Kostunica à nouveau candidat commun de toute l’ancienne opposition, réunifiée face à la menace de Vojislav Seselj ? Encore faudrait-il pour cela qu’un véritable compromis soit passé entre les frères ennemis de cette ancienne opposition. Il y a quelques mois, les partisans de Zoran Djindjic ont réussi le tour de force de retirer au DSS tous ses mandats parlementaires. La cour constitutionnelle doit se prononcer prochainement sur ce que les partisans de Vojislav Kostunica qualifient de «putsch parlementaire». Rasim Ljajic, pourtant proche de Zoran Djindjic, le reconnaît sans ambages: «c’est un véritable non-sens politique et juridique que le parti dont le candidat a obtenu deux millions de voix n’ait aucun représentant au sein du Parlement, ni dans les autres institutions», a-t-il déclaré.

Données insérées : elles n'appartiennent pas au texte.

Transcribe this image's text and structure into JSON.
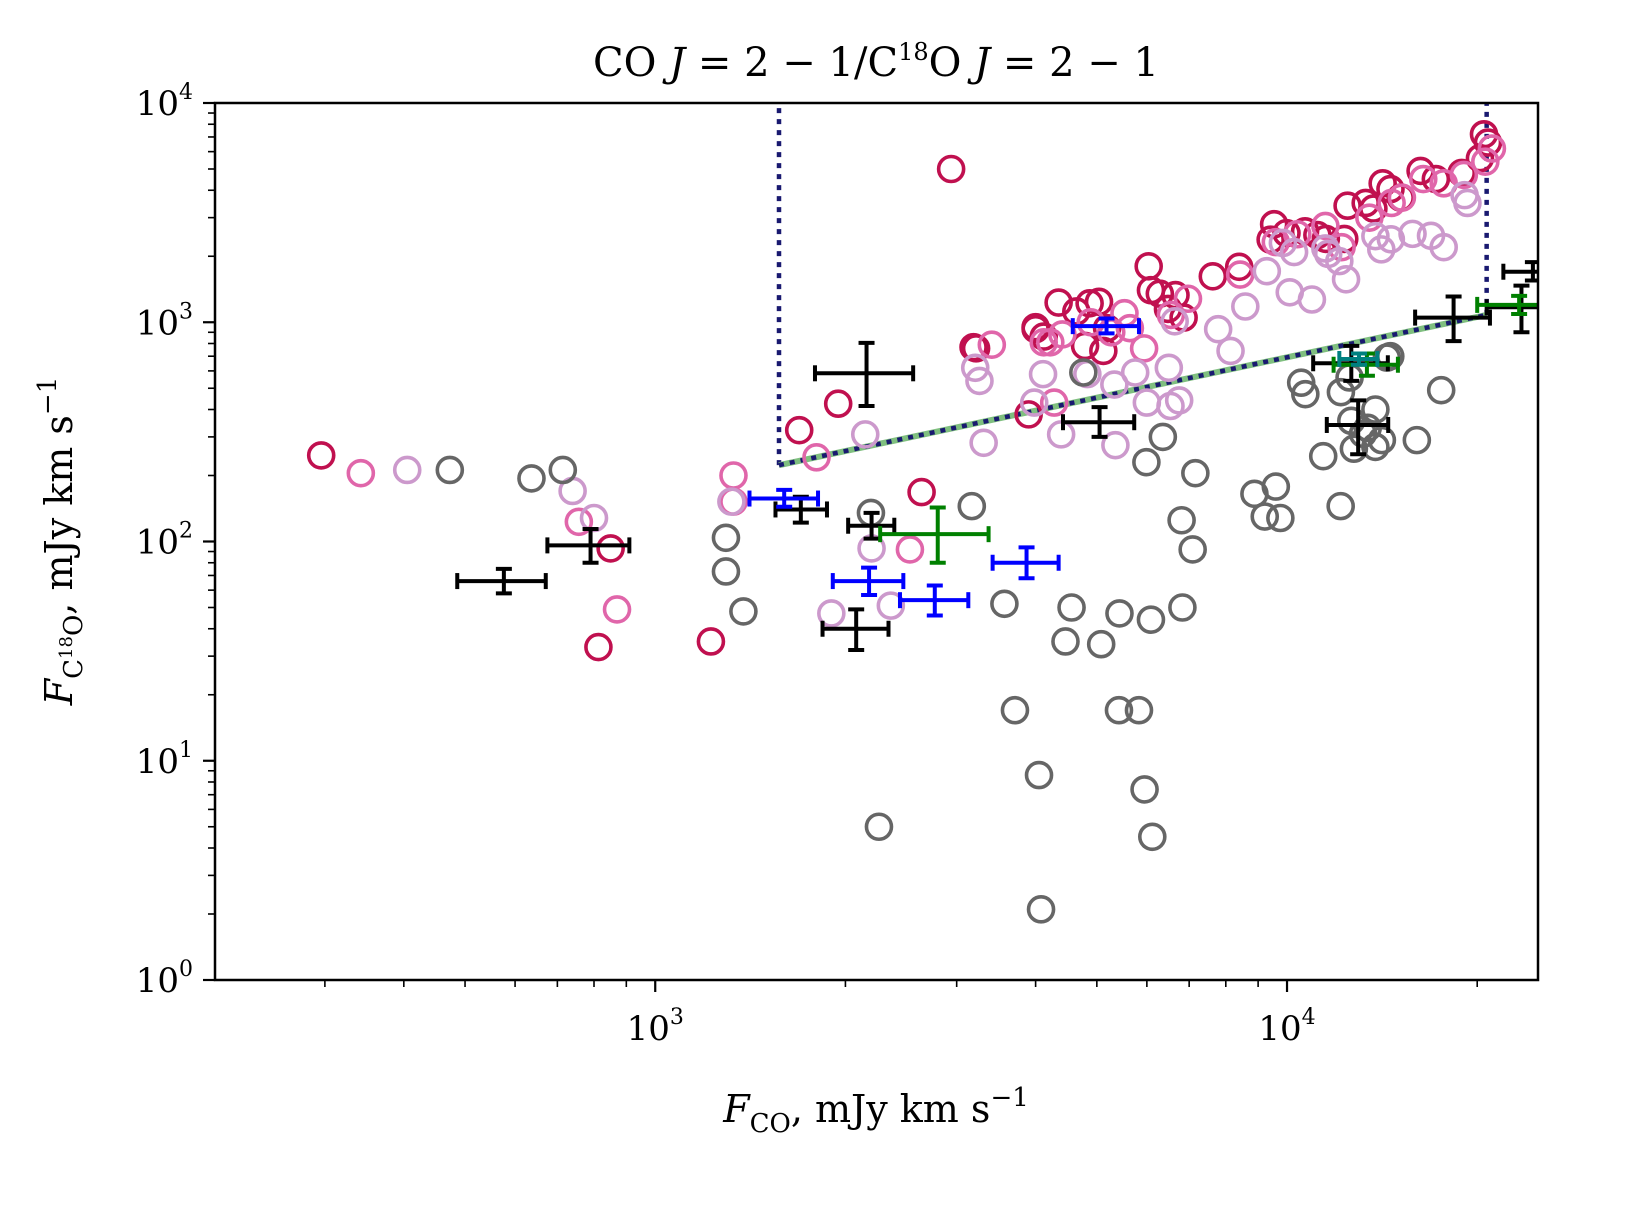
{
  "chart_data": {
    "type": "scatter",
    "title": "CO J = 2 − 1/C18O J = 2 − 1",
    "title_parts": {
      "a": "CO ",
      "b": "J",
      "c": " = 2 − 1/C",
      "sup": "18",
      "d": "O ",
      "e": "J",
      "f": " = 2 − 1"
    },
    "xlabel": "F_CO, mJy km s^-1",
    "xlabel_parts": {
      "f": "F",
      "sub": "CO",
      "rest": ", mJy km s",
      "sup": "−1"
    },
    "ylabel": "F_C18O, mJy km s^-1",
    "ylabel_parts": {
      "f": "F",
      "sub1": "C",
      "subsup": "18",
      "sub2": "O",
      "rest": ", mJy km s",
      "sup": "−1"
    },
    "xscale": "log",
    "yscale": "log",
    "xlim": [
      201,
      24960
    ],
    "ylim": [
      1,
      10000
    ],
    "x_ticks": [
      {
        "value": 1000,
        "base": "10",
        "exp": "3"
      },
      {
        "value": 10000,
        "base": "10",
        "exp": "4"
      }
    ],
    "y_ticks": [
      {
        "value": 1,
        "base": "10",
        "exp": "0"
      },
      {
        "value": 10,
        "base": "10",
        "exp": "1"
      },
      {
        "value": 100,
        "base": "10",
        "exp": "2"
      },
      {
        "value": 1000,
        "base": "10",
        "exp": "3"
      },
      {
        "value": 10000,
        "base": "10",
        "exp": "4"
      }
    ],
    "grid": false,
    "legend": "none",
    "colors": {
      "crimson": "#c0104f",
      "pink": "#e066aa",
      "lilac": "#cc99cc",
      "gray": "#666666",
      "black": "#000000",
      "blue": "#0000ff",
      "green": "#008000",
      "teal": "#008080",
      "navy": "#191970",
      "lightgreen": "#7fbf7f"
    },
    "reference_lines": [
      {
        "name": "vertical-left-limit",
        "style": "dotted",
        "color": "navy",
        "x": [
          1570,
          1570
        ],
        "y": [
          223,
          10000
        ]
      },
      {
        "name": "vertical-right-limit",
        "style": "dotted",
        "color": "navy",
        "x": [
          20700,
          20700
        ],
        "y": [
          1080,
          10000
        ]
      },
      {
        "name": "fit-line-green",
        "style": "solid",
        "color": "lightgreen",
        "x": [
          1570,
          20700
        ],
        "y": [
          223,
          1080
        ]
      },
      {
        "name": "fit-line-navy",
        "style": "dotted",
        "color": "navy",
        "x": [
          1570,
          20700
        ],
        "y": [
          223,
          1080
        ]
      }
    ],
    "series": [
      {
        "name": "model-crimson",
        "marker": "open-circle",
        "color": "crimson",
        "points": [
          [
            296,
            247
          ],
          [
            850,
            93
          ],
          [
            813,
            33
          ],
          [
            1225,
            35
          ],
          [
            1948,
            425
          ],
          [
            1690,
            322
          ],
          [
            2640,
            168
          ],
          [
            2940,
            5000
          ],
          [
            3190,
            770
          ],
          [
            3220,
            760
          ],
          [
            4000,
            950
          ],
          [
            4000,
            930
          ],
          [
            4120,
            860
          ],
          [
            4350,
            1230
          ],
          [
            4640,
            1120
          ],
          [
            4790,
            780
          ],
          [
            4870,
            1220
          ],
          [
            5040,
            1240
          ],
          [
            5190,
            940
          ],
          [
            5120,
            740
          ],
          [
            6040,
            1800
          ],
          [
            6090,
            1400
          ],
          [
            6290,
            1350
          ],
          [
            6660,
            1330
          ],
          [
            6480,
            1150
          ],
          [
            6860,
            1050
          ],
          [
            7630,
            1620
          ],
          [
            8400,
            1790
          ],
          [
            9540,
            2800
          ],
          [
            9420,
            2380
          ],
          [
            9980,
            2550
          ],
          [
            10680,
            2600
          ],
          [
            11170,
            2500
          ],
          [
            11520,
            2400
          ],
          [
            12470,
            3400
          ],
          [
            12320,
            2400
          ],
          [
            13320,
            3500
          ],
          [
            13700,
            3300
          ],
          [
            14170,
            4300
          ],
          [
            14580,
            4050
          ],
          [
            15130,
            3700
          ],
          [
            16270,
            4900
          ],
          [
            17200,
            4500
          ],
          [
            18900,
            4800
          ],
          [
            20200,
            5600
          ],
          [
            20500,
            7200
          ],
          [
            20800,
            6600
          ],
          [
            3900,
            380
          ]
        ]
      },
      {
        "name": "model-pink",
        "marker": "open-circle",
        "color": "pink",
        "points": [
          [
            342,
            205
          ],
          [
            757,
            123
          ],
          [
            1330,
            200
          ],
          [
            1330,
            152
          ],
          [
            1800,
            242
          ],
          [
            2530,
            92
          ],
          [
            4220,
            810
          ],
          [
            4410,
            880
          ],
          [
            4890,
            1000
          ],
          [
            5270,
            900
          ],
          [
            5530,
            1100
          ],
          [
            5940,
            760
          ],
          [
            6550,
            1080
          ],
          [
            6970,
            1280
          ],
          [
            8430,
            1650
          ],
          [
            9600,
            2320
          ],
          [
            10380,
            2520
          ],
          [
            11500,
            2750
          ],
          [
            12200,
            2200
          ],
          [
            13500,
            3000
          ],
          [
            14640,
            3500
          ],
          [
            15200,
            3700
          ],
          [
            16430,
            4500
          ],
          [
            17700,
            4300
          ],
          [
            19050,
            4700
          ],
          [
            20600,
            5400
          ],
          [
            21100,
            6200
          ],
          [
            4120,
            810
          ],
          [
            4280,
            430
          ],
          [
            3410,
            790
          ],
          [
            870,
            49
          ],
          [
            5640,
            940
          ]
        ]
      },
      {
        "name": "model-lilac",
        "marker": "open-circle",
        "color": "lilac",
        "points": [
          [
            405,
            212
          ],
          [
            740,
            170
          ],
          [
            800,
            128
          ],
          [
            1320,
            152
          ],
          [
            2150,
            308
          ],
          [
            2200,
            93
          ],
          [
            1900,
            47
          ],
          [
            2360,
            51
          ],
          [
            3210,
            620
          ],
          [
            3260,
            540
          ],
          [
            3310,
            282
          ],
          [
            3980,
            430
          ],
          [
            4110,
            580
          ],
          [
            4390,
            308
          ],
          [
            4830,
            580
          ],
          [
            5330,
            520
          ],
          [
            5350,
            275
          ],
          [
            5750,
            590
          ],
          [
            6000,
            430
          ],
          [
            6500,
            620
          ],
          [
            6540,
            415
          ],
          [
            6750,
            440
          ],
          [
            6640,
            1010
          ],
          [
            7780,
            930
          ],
          [
            8140,
            740
          ],
          [
            8590,
            1180
          ],
          [
            9290,
            1710
          ],
          [
            10100,
            1370
          ],
          [
            10950,
            1270
          ],
          [
            11500,
            2170
          ],
          [
            12100,
            1900
          ],
          [
            12400,
            1570
          ],
          [
            13800,
            2470
          ],
          [
            14100,
            2150
          ],
          [
            14600,
            2390
          ],
          [
            15800,
            2530
          ],
          [
            16900,
            2480
          ],
          [
            17700,
            2200
          ],
          [
            19100,
            3800
          ],
          [
            19300,
            3500
          ],
          [
            10260,
            2090
          ],
          [
            9850,
            2300
          ],
          [
            11620,
            2050
          ]
        ]
      },
      {
        "name": "observed-gray",
        "marker": "open-circle",
        "color": "gray",
        "points": [
          [
            473,
            212
          ],
          [
            637,
            194
          ],
          [
            714,
            212
          ],
          [
            1294,
            104
          ],
          [
            1294,
            73
          ],
          [
            1379,
            48
          ],
          [
            2195,
            135
          ],
          [
            2260,
            5.0
          ],
          [
            3170,
            145
          ],
          [
            3570,
            52
          ],
          [
            3710,
            17
          ],
          [
            4050,
            8.6
          ],
          [
            4080,
            2.1
          ],
          [
            4460,
            35
          ],
          [
            4560,
            50
          ],
          [
            4760,
            590
          ],
          [
            5080,
            34
          ],
          [
            5420,
            17
          ],
          [
            5430,
            47
          ],
          [
            5830,
            17
          ],
          [
            5950,
            7.4
          ],
          [
            6090,
            44
          ],
          [
            6120,
            4.5
          ],
          [
            5990,
            230
          ],
          [
            6360,
            300
          ],
          [
            6810,
            125
          ],
          [
            6830,
            50
          ],
          [
            7090,
            92
          ],
          [
            7160,
            205
          ],
          [
            8880,
            165
          ],
          [
            9220,
            130
          ],
          [
            9600,
            178
          ],
          [
            9760,
            128
          ],
          [
            10530,
            530
          ],
          [
            10690,
            470
          ],
          [
            11410,
            245
          ],
          [
            12160,
            145
          ],
          [
            12170,
            480
          ],
          [
            12640,
            355
          ],
          [
            12760,
            265
          ],
          [
            13190,
            310
          ],
          [
            13420,
            330
          ],
          [
            13800,
            400
          ],
          [
            14130,
            290
          ],
          [
            14390,
            690
          ],
          [
            14570,
            700
          ],
          [
            16050,
            290
          ],
          [
            17540,
            490
          ],
          [
            13800,
            270
          ],
          [
            12560,
            560
          ]
        ]
      },
      {
        "name": "observed-black-errorbars",
        "marker": "errorbar",
        "color": "black",
        "points": [
          {
            "x": 576,
            "y": 66,
            "xerr": [
              90,
              95
            ],
            "yerr": [
              8,
              9
            ]
          },
          {
            "x": 790,
            "y": 96,
            "xerr": [
              115,
              120
            ],
            "yerr": [
              16,
              18
            ]
          },
          {
            "x": 2160,
            "y": 585,
            "xerr": [
              370,
              400
            ],
            "yerr": [
              170,
              220
            ]
          },
          {
            "x": 1700,
            "y": 140,
            "xerr": [
              150,
              170
            ],
            "yerr": [
              18,
              20
            ]
          },
          {
            "x": 2200,
            "y": 118,
            "xerr": [
              180,
              190
            ],
            "yerr": [
              15,
              17
            ]
          },
          {
            "x": 2080,
            "y": 40,
            "xerr": [
              240,
              260
            ],
            "yerr": [
              8,
              9
            ]
          },
          {
            "x": 5050,
            "y": 350,
            "xerr": [
              630,
              680
            ],
            "yerr": [
              50,
              60
            ]
          },
          {
            "x": 12640,
            "y": 650,
            "xerr": [
              1640,
              1800
            ],
            "yerr": [
              110,
              130
            ]
          },
          {
            "x": 12960,
            "y": 340,
            "xerr": [
              1400,
              1500
            ],
            "yerr": [
              90,
              100
            ]
          },
          {
            "x": 18350,
            "y": 1050,
            "xerr": [
              2400,
              2600
            ],
            "yerr": [
              230,
              260
            ]
          },
          {
            "x": 23500,
            "y": 1170,
            "xerr": [
              2800,
              3000
            ],
            "yerr": [
              270,
              300
            ]
          },
          {
            "x": 24500,
            "y": 1700,
            "xerr": [
              2500,
              2500
            ],
            "yerr": [
              150,
              180
            ]
          }
        ]
      },
      {
        "name": "observed-blue-errorbars",
        "marker": "errorbar",
        "color": "blue",
        "points": [
          {
            "x": 1600,
            "y": 157,
            "xerr": [
              190,
              210
            ],
            "yerr": [
              13,
              15
            ]
          },
          {
            "x": 2180,
            "y": 66,
            "xerr": [
              270,
              290
            ],
            "yerr": [
              9,
              10
            ]
          },
          {
            "x": 2770,
            "y": 54,
            "xerr": [
              330,
              360
            ],
            "yerr": [
              8,
              9
            ]
          },
          {
            "x": 3870,
            "y": 80,
            "xerr": [
              450,
              480
            ],
            "yerr": [
              12,
              14
            ]
          },
          {
            "x": 5180,
            "y": 960,
            "xerr": [
              600,
              650
            ],
            "yerr": [
              70,
              80
            ]
          }
        ]
      },
      {
        "name": "observed-green-errorbars",
        "marker": "errorbar",
        "color": "green",
        "points": [
          {
            "x": 2800,
            "y": 108,
            "xerr": [
              530,
              570
            ],
            "yerr": [
              28,
              35
            ]
          },
          {
            "x": 13380,
            "y": 640,
            "xerr": [
              1530,
              1600
            ],
            "yerr": [
              70,
              80
            ]
          },
          {
            "x": 23300,
            "y": 1200,
            "xerr": [
              3300,
              3400
            ],
            "yerr": [
              110,
              120
            ]
          }
        ]
      },
      {
        "name": "observed-teal-errorbars",
        "marker": "errorbar",
        "color": "teal",
        "points": [
          {
            "x": 13000,
            "y": 680,
            "xerr": [
              900,
              900
            ],
            "yerr": [
              40,
              40
            ]
          }
        ]
      }
    ]
  }
}
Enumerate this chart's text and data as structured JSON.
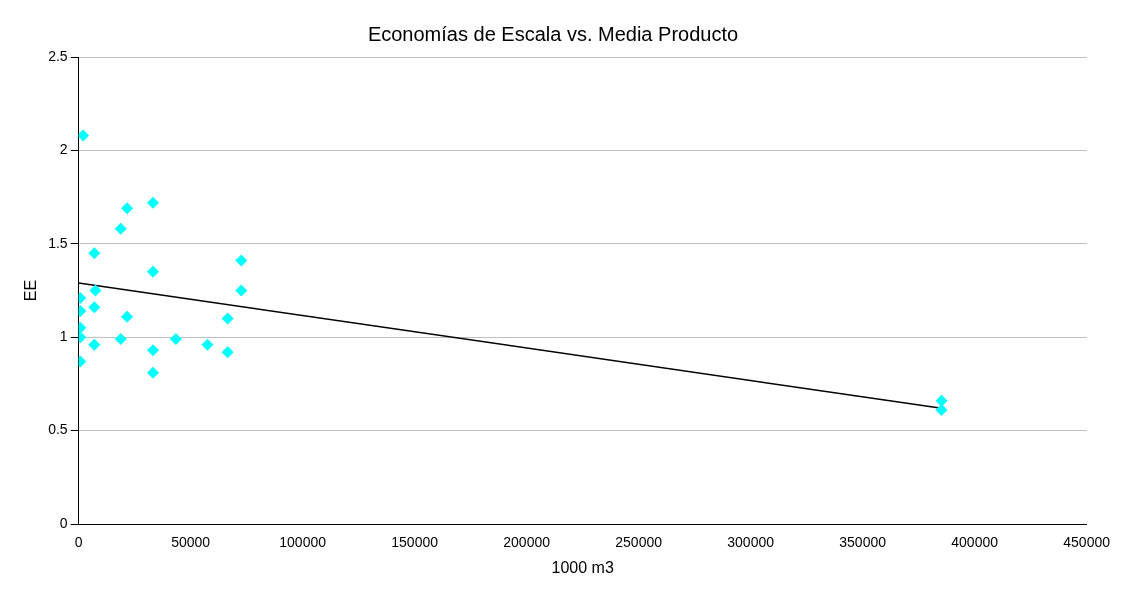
{
  "chart_data": {
    "type": "scatter",
    "title": "Economías de Escala vs. Media Producto",
    "xlabel": "1000 m3",
    "ylabel": "EE",
    "xlim": [
      0,
      450000
    ],
    "xticks": [
      0,
      50000,
      100000,
      150000,
      200000,
      250000,
      300000,
      350000,
      400000,
      450000
    ],
    "ylim": [
      0,
      2.5
    ],
    "yticks": [
      0,
      0.5,
      1,
      1.5,
      2,
      2.5
    ],
    "grid": "y",
    "legend": false,
    "marker": "diamond",
    "series": [
      {
        "type": "scatter",
        "color": "#00ffff",
        "x": [
          2000,
          21600,
          33200,
          18800,
          7000,
          33200,
          72600,
          72600,
          7500,
          700,
          700,
          7000,
          21600,
          66500,
          700,
          700,
          18800,
          43400,
          7000,
          57500,
          33200,
          66500,
          700,
          33200,
          385200,
          385200
        ],
        "values": [
          2.08,
          1.69,
          1.72,
          1.58,
          1.45,
          1.35,
          1.41,
          1.25,
          1.25,
          1.21,
          1.14,
          1.16,
          1.11,
          1.1,
          1.05,
          1.0,
          0.99,
          0.99,
          0.96,
          0.96,
          0.93,
          0.92,
          0.87,
          0.81,
          0.66,
          0.61
        ]
      },
      {
        "type": "line",
        "color": "#000000",
        "marker": "none",
        "x": [
          0,
          385200
        ],
        "values": [
          1.29,
          0.62
        ]
      }
    ]
  }
}
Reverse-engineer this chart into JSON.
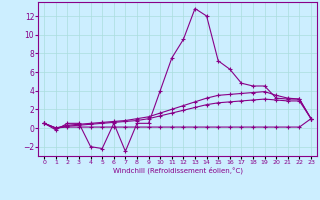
{
  "xlabel": "Windchill (Refroidissement éolien,°C)",
  "x": [
    0,
    1,
    2,
    3,
    4,
    5,
    6,
    7,
    8,
    9,
    10,
    11,
    12,
    13,
    14,
    15,
    16,
    17,
    18,
    19,
    20,
    21,
    22,
    23
  ],
  "line1": [
    0.5,
    -0.2,
    0.5,
    0.5,
    -2.0,
    -2.2,
    0.5,
    -2.5,
    0.5,
    0.5,
    4.0,
    7.5,
    9.5,
    12.8,
    12.0,
    7.2,
    6.3,
    4.8,
    4.5,
    4.5,
    3.2,
    3.1,
    3.1,
    1.0
  ],
  "line2": [
    0.5,
    0.0,
    0.3,
    0.4,
    0.5,
    0.6,
    0.7,
    0.8,
    1.0,
    1.2,
    1.6,
    2.0,
    2.4,
    2.8,
    3.2,
    3.5,
    3.6,
    3.7,
    3.8,
    3.9,
    3.5,
    3.2,
    3.1,
    1.0
  ],
  "line3": [
    0.5,
    0.0,
    0.2,
    0.3,
    0.4,
    0.5,
    0.6,
    0.7,
    0.8,
    1.0,
    1.3,
    1.6,
    1.9,
    2.2,
    2.5,
    2.7,
    2.8,
    2.9,
    3.0,
    3.1,
    3.0,
    2.9,
    2.9,
    1.0
  ],
  "line4": [
    0.5,
    0.0,
    0.1,
    0.1,
    0.1,
    0.1,
    0.1,
    0.1,
    0.1,
    0.1,
    0.1,
    0.1,
    0.1,
    0.1,
    0.1,
    0.1,
    0.1,
    0.1,
    0.1,
    0.1,
    0.1,
    0.1,
    0.1,
    1.0
  ],
  "line_color": "#880088",
  "bg_color": "#cceeff",
  "grid_color": "#aadddd",
  "ylim": [
    -3,
    13.5
  ],
  "yticks": [
    -2,
    0,
    2,
    4,
    6,
    8,
    10,
    12
  ],
  "xlim": [
    -0.5,
    23.5
  ]
}
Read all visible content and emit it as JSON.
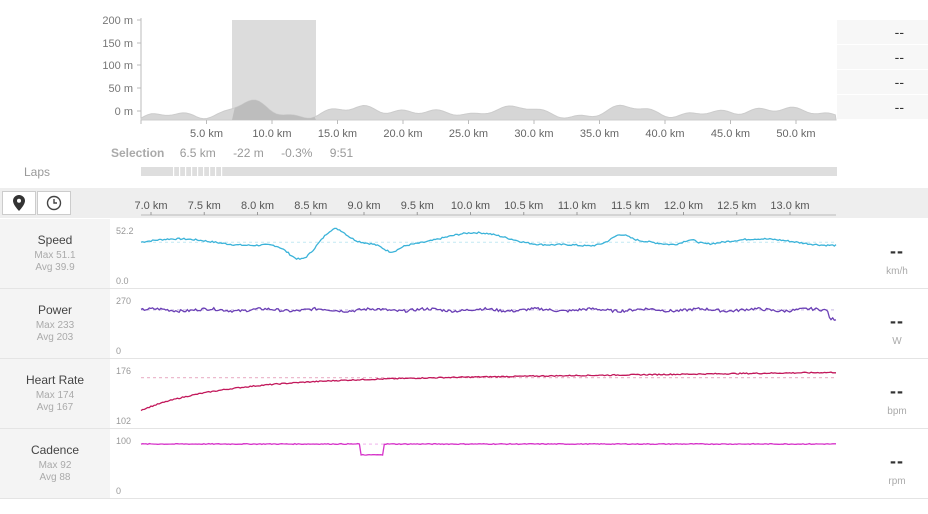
{
  "elevation": {
    "y_ticks": [
      "200 m",
      "150 m",
      "100 m",
      "50 m",
      "0 m"
    ],
    "x_ticks": [
      "5.0 km",
      "10.0 km",
      "15.0 km",
      "20.0 km",
      "25.0 km",
      "30.0 km",
      "35.0 km",
      "40.0 km",
      "45.0 km",
      "50.0 km"
    ],
    "selection_range_km": [
      7.0,
      13.5
    ]
  },
  "summary_right": [
    "--",
    "--",
    "--",
    "--"
  ],
  "selection": {
    "label": "Selection",
    "distance": "6.5 km",
    "elevation": "-22 m",
    "grade": "-0.3%",
    "time": "9:51"
  },
  "laps": {
    "label": "Laps"
  },
  "toolbar": {
    "location_icon": "map-pin-icon",
    "time_icon": "clock-icon"
  },
  "detail_axis": {
    "ticks": [
      "7.0 km",
      "7.5 km",
      "8.0 km",
      "8.5 km",
      "9.0 km",
      "9.5 km",
      "10.0 km",
      "10.5 km",
      "11.0 km",
      "11.5 km",
      "12.0 km",
      "12.5 km",
      "13.0 km"
    ]
  },
  "metrics": [
    {
      "name": "Speed",
      "max": "Max 51.1",
      "avg": "Avg 39.9",
      "top": "52.2",
      "bottom": "0.0",
      "value": "--",
      "unit": "km/h",
      "color": "#3bb3d9"
    },
    {
      "name": "Power",
      "max": "Max 233",
      "avg": "Avg 203",
      "top": "270",
      "bottom": "0",
      "value": "--",
      "unit": "W",
      "color": "#6a3fb5"
    },
    {
      "name": "Heart Rate",
      "max": "Max 174",
      "avg": "Avg 167",
      "top": "176",
      "bottom": "102",
      "value": "--",
      "unit": "bpm",
      "color": "#c2185b"
    },
    {
      "name": "Cadence",
      "max": "Max 92",
      "avg": "Avg 88",
      "top": "100",
      "bottom": "0",
      "value": "--",
      "unit": "rpm",
      "color": "#d633c9"
    }
  ]
}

L’invalidation de l’élection présidentielle n’était déjà pas un signe de stabilisation politique du pays. La crise politique dans laquelle se trouve plongée la Serbie pourrait avoir les pires conséquences, remettant notamment en cause l’évolution des discussions constitutionnelles avec le Monténégro. Si un compromis n’est pas rapidement trouvé, la cote de popularité de Vojislav Seselj pourrait en effet très vite remonter.